Guiado por uma estrela



Pedro J. Bondaczuk



A casa era das mais pobres do bairro. Seguramente, era, pelo menos, a mais judiada da rua. As paredes externas tinham a pintura descascada em vários pontos, refletindo falta de manutenção. Parte do muro lateral havia desabado, mostrando um quintal surpreendentemente bem-cuidado e limpo, com um pequeno canteiro de flores num lado, uma horta de proporções médias no outro e um mastro, com as figuras dos santos cultuados em junho – Santo Antônio, São João e São Pedro – feitas de tecido, já desbotado em conseqüência da chuva e do sol, ao centro. O portãozinho da frente, de madeira, estava desconjuntado, apodrecido por falta de pintura e ameaçava se decompor nas mãos de quem o tentasse abrir.

Fui recebido na entrada da tosca residência por toda a família em comitiva, vestida de forma simples, porém asseada, com trajes domingueiros, como se eu fosse a pessoa mais importante do mundo. Fui recepcionado pelo chefe da casa, um senhor precocemente envelhecido pelo trabalho e por privações de toda a sorte – era caminhoneiro e passava a maior parte do ano nas estradas, por este imenso Brasil afora –; por sua esposa, que aparentava uns 70 anos (depois soube que tinha apenas 55) e por suas três filhas.

Os filhos, casados, igualmente caminhoneiros, não puderam vir. Estavam trabalhando. Um, levava uma carga de eletrodomésticos para Brasília. O outro, fora buscar uma partida de arroz no Maranhão. As respectivas esposas foram para as casas dos seus pais.
As filhas formavam uma escadinha. A mais velha, beirava os 25 anos. Tinha problemas mentais e pouco, ou nada, ajudava na casa. A do meio, havia completado 18 anos recentemente, mas não estava namorando. Trabalhava como diarista, mas o que ganhava mal dava para a feira da semana. A caçula faria 13 anos em janeiro e havia arranjado colocação de doméstica numa mansão do bairro, praticamente em troca, apenas, de casa e comida.

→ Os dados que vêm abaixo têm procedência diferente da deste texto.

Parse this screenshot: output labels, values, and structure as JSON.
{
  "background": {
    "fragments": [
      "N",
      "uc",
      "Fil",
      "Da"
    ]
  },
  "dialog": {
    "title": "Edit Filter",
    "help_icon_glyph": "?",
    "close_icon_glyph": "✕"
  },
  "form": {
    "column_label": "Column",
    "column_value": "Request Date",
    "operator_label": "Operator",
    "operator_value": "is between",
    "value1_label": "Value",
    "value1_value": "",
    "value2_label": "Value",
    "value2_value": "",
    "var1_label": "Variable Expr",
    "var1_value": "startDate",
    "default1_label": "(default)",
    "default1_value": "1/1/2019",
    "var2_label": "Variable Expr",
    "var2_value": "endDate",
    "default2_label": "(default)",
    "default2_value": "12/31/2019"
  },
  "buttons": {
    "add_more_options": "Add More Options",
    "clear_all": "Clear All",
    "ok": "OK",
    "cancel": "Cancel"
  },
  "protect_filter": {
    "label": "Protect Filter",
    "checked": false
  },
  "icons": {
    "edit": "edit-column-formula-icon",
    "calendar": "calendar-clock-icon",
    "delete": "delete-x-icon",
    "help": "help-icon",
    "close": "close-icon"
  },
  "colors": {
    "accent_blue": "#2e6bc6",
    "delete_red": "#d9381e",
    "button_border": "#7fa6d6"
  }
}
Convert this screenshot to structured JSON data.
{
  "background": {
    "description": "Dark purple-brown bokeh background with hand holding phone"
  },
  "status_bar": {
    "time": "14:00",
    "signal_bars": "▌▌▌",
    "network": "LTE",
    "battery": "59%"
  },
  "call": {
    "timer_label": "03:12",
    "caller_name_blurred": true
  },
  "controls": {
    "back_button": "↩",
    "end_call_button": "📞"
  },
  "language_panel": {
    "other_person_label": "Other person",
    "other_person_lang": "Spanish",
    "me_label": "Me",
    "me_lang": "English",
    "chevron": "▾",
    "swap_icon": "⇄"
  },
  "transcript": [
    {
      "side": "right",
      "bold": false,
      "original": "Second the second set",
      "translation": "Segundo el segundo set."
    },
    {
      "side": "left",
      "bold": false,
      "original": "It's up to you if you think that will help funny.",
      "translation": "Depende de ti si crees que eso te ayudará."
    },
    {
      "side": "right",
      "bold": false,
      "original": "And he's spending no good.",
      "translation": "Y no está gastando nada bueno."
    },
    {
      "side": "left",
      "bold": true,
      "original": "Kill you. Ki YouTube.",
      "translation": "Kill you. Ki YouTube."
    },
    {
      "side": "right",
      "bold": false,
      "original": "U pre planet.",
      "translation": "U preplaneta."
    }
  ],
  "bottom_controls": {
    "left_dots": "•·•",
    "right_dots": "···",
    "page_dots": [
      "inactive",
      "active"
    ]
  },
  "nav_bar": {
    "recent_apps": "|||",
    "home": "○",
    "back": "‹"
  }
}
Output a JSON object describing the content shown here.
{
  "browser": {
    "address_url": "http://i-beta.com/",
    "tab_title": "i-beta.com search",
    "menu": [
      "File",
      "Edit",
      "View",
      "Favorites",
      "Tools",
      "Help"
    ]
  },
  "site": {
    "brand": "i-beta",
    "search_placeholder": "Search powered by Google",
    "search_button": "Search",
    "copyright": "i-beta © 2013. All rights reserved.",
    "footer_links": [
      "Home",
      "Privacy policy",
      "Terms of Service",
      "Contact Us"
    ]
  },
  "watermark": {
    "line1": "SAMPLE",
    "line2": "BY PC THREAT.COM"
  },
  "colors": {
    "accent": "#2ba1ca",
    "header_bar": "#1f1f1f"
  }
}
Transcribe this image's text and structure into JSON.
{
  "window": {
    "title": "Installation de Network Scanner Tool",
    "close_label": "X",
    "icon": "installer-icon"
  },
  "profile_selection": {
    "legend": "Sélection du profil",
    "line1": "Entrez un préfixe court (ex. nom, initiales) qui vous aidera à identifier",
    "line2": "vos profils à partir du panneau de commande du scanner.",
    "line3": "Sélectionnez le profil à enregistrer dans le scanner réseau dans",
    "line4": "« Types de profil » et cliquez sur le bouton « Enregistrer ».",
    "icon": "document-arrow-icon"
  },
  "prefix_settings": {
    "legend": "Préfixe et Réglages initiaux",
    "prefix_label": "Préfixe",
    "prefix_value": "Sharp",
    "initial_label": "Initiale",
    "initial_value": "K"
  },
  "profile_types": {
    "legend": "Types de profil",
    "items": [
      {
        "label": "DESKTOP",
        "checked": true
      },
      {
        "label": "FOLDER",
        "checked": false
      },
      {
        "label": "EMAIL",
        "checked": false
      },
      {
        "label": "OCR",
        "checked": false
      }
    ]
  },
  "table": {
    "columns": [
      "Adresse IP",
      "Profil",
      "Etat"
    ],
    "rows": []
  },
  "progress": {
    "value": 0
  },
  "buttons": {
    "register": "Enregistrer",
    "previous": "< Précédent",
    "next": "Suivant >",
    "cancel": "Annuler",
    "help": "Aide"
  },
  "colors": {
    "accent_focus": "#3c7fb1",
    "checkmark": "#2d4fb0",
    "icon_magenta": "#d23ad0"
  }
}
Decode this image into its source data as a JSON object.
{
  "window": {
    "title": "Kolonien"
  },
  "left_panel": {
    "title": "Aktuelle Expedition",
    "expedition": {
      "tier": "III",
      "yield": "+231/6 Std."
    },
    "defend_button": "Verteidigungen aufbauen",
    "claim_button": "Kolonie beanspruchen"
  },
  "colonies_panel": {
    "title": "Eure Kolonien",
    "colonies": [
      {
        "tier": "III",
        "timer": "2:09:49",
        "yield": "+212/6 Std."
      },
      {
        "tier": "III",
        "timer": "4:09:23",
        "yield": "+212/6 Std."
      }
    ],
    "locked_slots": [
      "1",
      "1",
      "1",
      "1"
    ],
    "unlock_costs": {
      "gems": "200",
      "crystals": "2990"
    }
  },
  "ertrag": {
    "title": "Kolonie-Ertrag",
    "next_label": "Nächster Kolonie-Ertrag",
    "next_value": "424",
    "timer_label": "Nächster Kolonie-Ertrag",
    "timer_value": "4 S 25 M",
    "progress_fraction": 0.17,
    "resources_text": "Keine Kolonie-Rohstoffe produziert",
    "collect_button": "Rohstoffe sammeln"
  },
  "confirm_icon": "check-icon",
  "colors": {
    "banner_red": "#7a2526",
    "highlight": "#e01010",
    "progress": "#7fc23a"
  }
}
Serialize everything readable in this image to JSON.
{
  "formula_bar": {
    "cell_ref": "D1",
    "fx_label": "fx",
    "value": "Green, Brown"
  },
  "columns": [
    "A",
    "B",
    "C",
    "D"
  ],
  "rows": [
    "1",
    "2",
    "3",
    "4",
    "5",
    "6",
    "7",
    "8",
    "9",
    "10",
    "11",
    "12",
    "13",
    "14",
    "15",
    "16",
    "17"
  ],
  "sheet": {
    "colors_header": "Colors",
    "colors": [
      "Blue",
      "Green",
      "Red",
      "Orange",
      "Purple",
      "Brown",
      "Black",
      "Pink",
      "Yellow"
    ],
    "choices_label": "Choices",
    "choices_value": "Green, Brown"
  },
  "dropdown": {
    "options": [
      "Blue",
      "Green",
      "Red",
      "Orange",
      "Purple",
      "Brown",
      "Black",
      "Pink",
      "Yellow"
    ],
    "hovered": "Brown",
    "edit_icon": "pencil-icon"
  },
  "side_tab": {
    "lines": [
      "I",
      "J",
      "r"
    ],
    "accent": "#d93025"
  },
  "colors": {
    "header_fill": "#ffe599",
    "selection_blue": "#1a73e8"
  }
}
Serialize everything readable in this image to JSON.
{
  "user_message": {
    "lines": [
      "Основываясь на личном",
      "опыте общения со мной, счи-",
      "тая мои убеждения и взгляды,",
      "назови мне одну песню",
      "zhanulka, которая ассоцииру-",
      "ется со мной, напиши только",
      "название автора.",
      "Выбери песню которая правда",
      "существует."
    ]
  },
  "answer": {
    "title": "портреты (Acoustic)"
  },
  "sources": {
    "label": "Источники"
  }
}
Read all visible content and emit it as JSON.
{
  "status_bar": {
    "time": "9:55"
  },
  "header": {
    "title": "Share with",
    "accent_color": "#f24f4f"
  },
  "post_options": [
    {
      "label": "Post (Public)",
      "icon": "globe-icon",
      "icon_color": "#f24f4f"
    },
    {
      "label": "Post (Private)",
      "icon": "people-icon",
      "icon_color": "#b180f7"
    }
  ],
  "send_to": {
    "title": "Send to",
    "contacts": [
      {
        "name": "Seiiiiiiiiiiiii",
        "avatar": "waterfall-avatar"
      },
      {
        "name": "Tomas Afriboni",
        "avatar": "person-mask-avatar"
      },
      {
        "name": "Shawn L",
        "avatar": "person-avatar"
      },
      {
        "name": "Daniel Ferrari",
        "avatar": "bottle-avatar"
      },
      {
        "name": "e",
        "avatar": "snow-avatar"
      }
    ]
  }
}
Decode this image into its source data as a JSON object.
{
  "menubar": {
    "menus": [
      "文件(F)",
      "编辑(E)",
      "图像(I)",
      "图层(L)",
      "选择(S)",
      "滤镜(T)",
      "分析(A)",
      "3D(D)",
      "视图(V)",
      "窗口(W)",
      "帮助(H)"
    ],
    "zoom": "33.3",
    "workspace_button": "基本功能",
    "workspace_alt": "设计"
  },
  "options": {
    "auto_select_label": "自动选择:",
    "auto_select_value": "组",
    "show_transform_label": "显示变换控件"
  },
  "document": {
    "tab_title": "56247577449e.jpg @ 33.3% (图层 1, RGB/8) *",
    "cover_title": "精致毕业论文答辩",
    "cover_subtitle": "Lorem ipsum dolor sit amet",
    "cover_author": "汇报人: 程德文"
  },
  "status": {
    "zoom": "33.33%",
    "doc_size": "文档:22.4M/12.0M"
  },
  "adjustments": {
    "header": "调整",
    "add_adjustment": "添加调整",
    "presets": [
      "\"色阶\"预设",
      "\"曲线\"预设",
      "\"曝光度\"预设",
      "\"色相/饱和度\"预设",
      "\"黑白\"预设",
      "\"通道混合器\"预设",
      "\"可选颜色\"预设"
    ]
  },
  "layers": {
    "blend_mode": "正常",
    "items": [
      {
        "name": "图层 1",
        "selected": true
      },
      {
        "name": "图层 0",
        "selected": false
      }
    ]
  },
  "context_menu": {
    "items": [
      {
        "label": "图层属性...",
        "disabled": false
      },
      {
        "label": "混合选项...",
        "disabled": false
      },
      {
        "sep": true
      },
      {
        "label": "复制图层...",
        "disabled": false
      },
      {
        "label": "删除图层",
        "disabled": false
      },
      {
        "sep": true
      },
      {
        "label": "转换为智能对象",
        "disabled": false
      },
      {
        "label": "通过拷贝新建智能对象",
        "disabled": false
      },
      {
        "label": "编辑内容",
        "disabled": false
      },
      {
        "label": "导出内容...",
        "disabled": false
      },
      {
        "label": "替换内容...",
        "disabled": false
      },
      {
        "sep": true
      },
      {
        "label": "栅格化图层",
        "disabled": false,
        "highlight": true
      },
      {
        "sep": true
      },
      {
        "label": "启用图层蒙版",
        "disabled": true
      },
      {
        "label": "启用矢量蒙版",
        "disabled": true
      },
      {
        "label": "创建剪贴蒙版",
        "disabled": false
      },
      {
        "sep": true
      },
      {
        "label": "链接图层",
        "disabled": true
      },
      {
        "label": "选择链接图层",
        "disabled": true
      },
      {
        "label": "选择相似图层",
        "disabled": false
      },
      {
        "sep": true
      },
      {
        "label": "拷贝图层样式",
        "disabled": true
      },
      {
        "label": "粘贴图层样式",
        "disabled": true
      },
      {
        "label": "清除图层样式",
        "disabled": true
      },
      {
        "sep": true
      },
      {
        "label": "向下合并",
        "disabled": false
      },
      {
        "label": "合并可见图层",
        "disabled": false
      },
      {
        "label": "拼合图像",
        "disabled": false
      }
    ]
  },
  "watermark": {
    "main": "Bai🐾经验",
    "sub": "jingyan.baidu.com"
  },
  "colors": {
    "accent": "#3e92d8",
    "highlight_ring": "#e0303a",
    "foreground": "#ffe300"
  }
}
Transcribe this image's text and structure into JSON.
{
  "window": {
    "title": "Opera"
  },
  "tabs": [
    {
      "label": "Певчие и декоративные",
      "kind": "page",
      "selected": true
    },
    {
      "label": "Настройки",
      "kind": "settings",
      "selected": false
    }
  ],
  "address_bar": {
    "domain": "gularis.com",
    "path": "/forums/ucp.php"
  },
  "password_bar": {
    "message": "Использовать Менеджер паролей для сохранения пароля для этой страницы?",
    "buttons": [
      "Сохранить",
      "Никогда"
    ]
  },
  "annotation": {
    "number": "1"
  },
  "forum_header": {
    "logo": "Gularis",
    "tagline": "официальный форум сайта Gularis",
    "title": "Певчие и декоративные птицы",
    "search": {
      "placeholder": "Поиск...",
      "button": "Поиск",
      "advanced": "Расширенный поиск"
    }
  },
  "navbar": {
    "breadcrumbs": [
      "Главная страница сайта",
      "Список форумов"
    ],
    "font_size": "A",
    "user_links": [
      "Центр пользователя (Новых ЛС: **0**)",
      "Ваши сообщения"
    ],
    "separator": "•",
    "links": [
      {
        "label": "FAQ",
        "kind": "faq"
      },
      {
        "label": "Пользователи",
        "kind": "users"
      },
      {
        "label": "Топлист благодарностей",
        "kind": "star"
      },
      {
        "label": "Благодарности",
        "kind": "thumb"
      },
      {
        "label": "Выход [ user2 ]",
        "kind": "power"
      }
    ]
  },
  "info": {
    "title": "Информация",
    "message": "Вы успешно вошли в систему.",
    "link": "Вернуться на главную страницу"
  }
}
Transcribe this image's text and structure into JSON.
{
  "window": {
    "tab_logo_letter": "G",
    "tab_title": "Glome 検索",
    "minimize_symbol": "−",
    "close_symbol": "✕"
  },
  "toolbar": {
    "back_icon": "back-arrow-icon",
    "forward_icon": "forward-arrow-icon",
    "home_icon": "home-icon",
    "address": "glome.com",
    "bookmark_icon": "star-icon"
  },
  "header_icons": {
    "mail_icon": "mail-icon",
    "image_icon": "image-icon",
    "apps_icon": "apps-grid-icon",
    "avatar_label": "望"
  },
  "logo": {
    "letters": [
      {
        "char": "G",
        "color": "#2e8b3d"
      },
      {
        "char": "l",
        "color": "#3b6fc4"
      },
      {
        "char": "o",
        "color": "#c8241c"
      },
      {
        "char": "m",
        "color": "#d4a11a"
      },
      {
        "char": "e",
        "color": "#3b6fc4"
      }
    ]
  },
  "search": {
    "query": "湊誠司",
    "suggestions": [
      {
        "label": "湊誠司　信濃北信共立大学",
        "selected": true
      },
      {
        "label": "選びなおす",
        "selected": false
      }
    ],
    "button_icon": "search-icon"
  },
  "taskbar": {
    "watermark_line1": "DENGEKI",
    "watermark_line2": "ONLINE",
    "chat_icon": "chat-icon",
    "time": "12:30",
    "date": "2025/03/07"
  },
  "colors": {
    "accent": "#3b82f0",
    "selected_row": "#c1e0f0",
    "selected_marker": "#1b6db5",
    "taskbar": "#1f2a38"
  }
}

Como se vê, era uma família pobre, muito pobre, paupérrima. Seu único patrimônio era o caminhão, cuja manutenção custava caro, os “olhos da cara”. Havia meses que o dono da casa mal conseguia cobrir as despesas do veículo. Por isso, a renda familiar era escassa e nem sempre dava, sequer, para as necessidades mínimas. Soube que estavam com três meses de aluguel atrasados e que o proprietário já ameaçava entrar com ação de despejo.

Apesar da pobreza, todavia, raramente tive a oportunidade de conhecer uma pessoa tão alegre, tão comunicativa e, sobretudo, tão otimista como aquele humilde caminhoneiro. Conhecemo-nos num bar do bairro, cerca de seis meses antes desta minha visita à sua casa. Na ocasião, ele fez questão de pagar-me uma bebida. Conversa vai, conversa vem, soube que eu era gaúcho. Foi o que bastou.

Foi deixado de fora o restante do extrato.